Die Prinzipien der Wiederholung, des Rhythmus oder der Systematisierung in der Anordnung geometrischer Elemente oder die Frage der Proportionalität, die Eric Kressnig mit kalkulierter Strenge anwendet, verorten sein Werk unbestreitbar innerhalb der Tradition der konkreten Kunst. Jedoch, weit entfernt vom distanten und antisubjektiven Charakter, der oft die konkrete Sprache kennzeichnet, kann das Werk Eric Kressnigs als ein Gefäß unterschiedlicher Gefühlsregister definiert werden, die auf sehr besondere Weise kombiniert werden.
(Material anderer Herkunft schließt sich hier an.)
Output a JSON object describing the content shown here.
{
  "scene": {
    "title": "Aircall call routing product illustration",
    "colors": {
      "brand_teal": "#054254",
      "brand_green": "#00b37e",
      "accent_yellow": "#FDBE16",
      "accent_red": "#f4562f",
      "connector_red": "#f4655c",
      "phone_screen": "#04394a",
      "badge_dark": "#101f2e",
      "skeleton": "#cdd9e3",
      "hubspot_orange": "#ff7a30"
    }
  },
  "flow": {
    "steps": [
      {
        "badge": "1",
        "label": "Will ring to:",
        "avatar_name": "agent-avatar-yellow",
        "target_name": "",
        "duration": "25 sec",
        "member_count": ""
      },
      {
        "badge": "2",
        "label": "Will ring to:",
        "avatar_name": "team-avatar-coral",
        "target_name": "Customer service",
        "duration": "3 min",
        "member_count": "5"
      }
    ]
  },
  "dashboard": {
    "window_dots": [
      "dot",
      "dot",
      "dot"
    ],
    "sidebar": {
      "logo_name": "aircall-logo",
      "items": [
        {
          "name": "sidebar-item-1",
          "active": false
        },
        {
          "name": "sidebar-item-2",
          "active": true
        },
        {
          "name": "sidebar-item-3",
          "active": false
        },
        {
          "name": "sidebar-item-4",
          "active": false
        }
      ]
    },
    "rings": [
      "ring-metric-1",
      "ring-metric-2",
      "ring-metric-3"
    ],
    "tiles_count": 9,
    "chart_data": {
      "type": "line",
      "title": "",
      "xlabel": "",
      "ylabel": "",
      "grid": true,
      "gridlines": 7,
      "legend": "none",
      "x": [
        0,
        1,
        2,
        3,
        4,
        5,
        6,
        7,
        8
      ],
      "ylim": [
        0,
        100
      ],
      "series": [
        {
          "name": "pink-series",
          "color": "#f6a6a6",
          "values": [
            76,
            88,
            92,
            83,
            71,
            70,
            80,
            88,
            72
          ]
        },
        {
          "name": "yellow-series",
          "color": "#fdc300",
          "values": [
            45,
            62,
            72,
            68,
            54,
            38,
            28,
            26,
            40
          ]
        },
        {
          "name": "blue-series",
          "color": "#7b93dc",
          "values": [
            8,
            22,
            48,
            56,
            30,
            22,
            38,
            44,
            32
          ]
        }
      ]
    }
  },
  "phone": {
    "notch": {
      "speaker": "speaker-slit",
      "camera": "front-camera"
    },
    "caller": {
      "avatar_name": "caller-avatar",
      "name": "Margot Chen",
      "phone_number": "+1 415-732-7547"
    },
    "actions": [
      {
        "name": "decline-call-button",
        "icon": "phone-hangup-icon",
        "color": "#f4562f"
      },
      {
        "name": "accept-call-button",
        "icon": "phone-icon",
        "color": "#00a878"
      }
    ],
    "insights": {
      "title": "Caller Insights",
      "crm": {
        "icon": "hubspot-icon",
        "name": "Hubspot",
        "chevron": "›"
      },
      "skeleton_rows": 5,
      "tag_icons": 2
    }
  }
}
Gefühlsregister, die sich in den unterschiedlichen, sorgfältig ausgewählten Hölzern materialisieren, die der Künstler mit anderen Materialien verbindet, wie dem leichtem Plexiglas, mit dessen Transparenzen er spielen kann, oder dem Stahl – poliert und glänzend – der eine Art von bildhauerischer Unterlage einbringt. Auch die Vielfalt der Texturen der unterschiedlichen Leinwände und Papiersorten, die als Unterlagen dienen, auf denen der Künstler die Farbe aufträgt: graziles Pastell oder leuchtende Töne, weit entfernt von den Grundfarben oder den neutralen Tönen, die eher den geometrischen Sprachen eigen sind. Zuletzt die Frage der Proportionalität, die das Werk Eric Kressnigs so speziell macht: Diese Frage ist in vielen seiner Werke präsent, sowohl in den Maßen-Verhältnissen zwischen Elementen als auch in der Verteilung dieser Elemente im malerischen oder realen Raum, wobei der menschliche Körper als Referenz dient – der Kopf in Relation zum Ganzen, der Ellbogen zum Arm, die Faust zur Hand u.s.w. Aus all diesen Gründen ist das Werk Eric Kressnigs ebenso radikal in der kompositorischen Strenge wie nah und menschlich einfühlsam in der Ausführung.